This code is for the paper Counterfactual data augmentation for mitigating gender stereotypes in languages with rich morphology featured in ACL 2019. The paper can be found here. Please cite as:
@inproceedings{zmigrod-etal-2019-counterfactual,
title = "Counterfactual Data Augmentation for Mitigating Gender Stereotypes in Languages with Rich Morphology",
author = "Zmigrod, Ran and
Mielke, Sabrina J. and
Wallach, Hanna and
Cotterell, Ryan",
booktitle = "Proceedings of the 57th Annual Meeting of the Association for Computational Linguistics",
month = jul,
year = "2019",
address = "Florence, Italy",
publisher = "Association for Computational Linguistics",
url = "https://www.aclweb.org/anthology/P19-1161",
doi = "10.18653/v1/P19-1161",
pages = "1651--1661"
}
- Python version >= 3.6
- Pytorch
We provide pre-trained models for French and Spanish in the models
folder.
All input files should be in conllu format.

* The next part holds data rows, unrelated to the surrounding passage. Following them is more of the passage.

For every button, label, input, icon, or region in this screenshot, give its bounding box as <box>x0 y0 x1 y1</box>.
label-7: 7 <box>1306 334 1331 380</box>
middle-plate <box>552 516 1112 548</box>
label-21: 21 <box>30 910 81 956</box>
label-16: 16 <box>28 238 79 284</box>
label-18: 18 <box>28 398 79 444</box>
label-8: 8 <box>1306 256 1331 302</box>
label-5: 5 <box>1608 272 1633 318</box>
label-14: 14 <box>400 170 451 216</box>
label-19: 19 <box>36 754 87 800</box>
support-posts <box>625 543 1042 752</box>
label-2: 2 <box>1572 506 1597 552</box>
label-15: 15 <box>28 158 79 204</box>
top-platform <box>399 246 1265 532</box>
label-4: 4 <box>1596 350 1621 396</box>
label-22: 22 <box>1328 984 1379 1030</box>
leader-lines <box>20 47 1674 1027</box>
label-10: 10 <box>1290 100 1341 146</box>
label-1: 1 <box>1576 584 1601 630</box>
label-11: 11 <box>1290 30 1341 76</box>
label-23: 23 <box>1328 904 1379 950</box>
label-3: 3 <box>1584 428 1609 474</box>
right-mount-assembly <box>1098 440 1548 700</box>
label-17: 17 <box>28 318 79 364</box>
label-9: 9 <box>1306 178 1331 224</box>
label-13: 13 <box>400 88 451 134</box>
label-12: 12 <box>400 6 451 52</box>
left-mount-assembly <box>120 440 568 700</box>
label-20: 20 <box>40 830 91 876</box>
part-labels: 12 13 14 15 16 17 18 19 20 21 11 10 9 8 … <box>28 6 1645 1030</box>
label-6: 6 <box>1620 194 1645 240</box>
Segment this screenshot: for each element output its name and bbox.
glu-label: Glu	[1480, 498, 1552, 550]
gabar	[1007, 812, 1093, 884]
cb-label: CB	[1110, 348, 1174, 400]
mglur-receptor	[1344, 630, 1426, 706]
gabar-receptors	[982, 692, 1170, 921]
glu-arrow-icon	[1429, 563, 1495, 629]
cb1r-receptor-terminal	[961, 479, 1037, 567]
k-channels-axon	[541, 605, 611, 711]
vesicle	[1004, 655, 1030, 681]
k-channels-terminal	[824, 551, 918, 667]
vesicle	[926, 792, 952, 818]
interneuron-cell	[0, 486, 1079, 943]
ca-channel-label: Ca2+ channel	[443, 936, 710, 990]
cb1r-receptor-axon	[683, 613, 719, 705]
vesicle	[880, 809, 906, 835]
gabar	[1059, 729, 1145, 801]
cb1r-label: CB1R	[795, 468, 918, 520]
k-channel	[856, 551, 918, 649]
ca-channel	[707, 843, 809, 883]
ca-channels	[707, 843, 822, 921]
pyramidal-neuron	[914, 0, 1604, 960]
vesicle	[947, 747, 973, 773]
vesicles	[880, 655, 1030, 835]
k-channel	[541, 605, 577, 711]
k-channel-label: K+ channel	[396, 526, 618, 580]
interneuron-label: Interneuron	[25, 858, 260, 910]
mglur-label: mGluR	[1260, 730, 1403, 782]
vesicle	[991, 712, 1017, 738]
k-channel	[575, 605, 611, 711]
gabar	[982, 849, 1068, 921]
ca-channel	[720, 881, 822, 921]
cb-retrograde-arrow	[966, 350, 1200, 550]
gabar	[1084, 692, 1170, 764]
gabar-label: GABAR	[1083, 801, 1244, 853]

In order to run a pretrained model, use the command.
python src/main.py --in_files [input conllu files] --psi [path to psi .pt file] --reinflect [path to reinflectino model] --animate_list [path to animacy list] --inc_input --get_ids --out_file [path to output_file] --part 100
In order to train the model, use the following command
python src/neural-mrf.py --data [path to training data] --out_dir [path to output directory]--log_alpha 1 --lr 0.005 --wd 0.0001
You can train the reinflection using reinflection_train.py
.
This has been lightly modified by the Sigmorphon cross-lingual-baseline.
If you use this code please cite the shared task appropriately.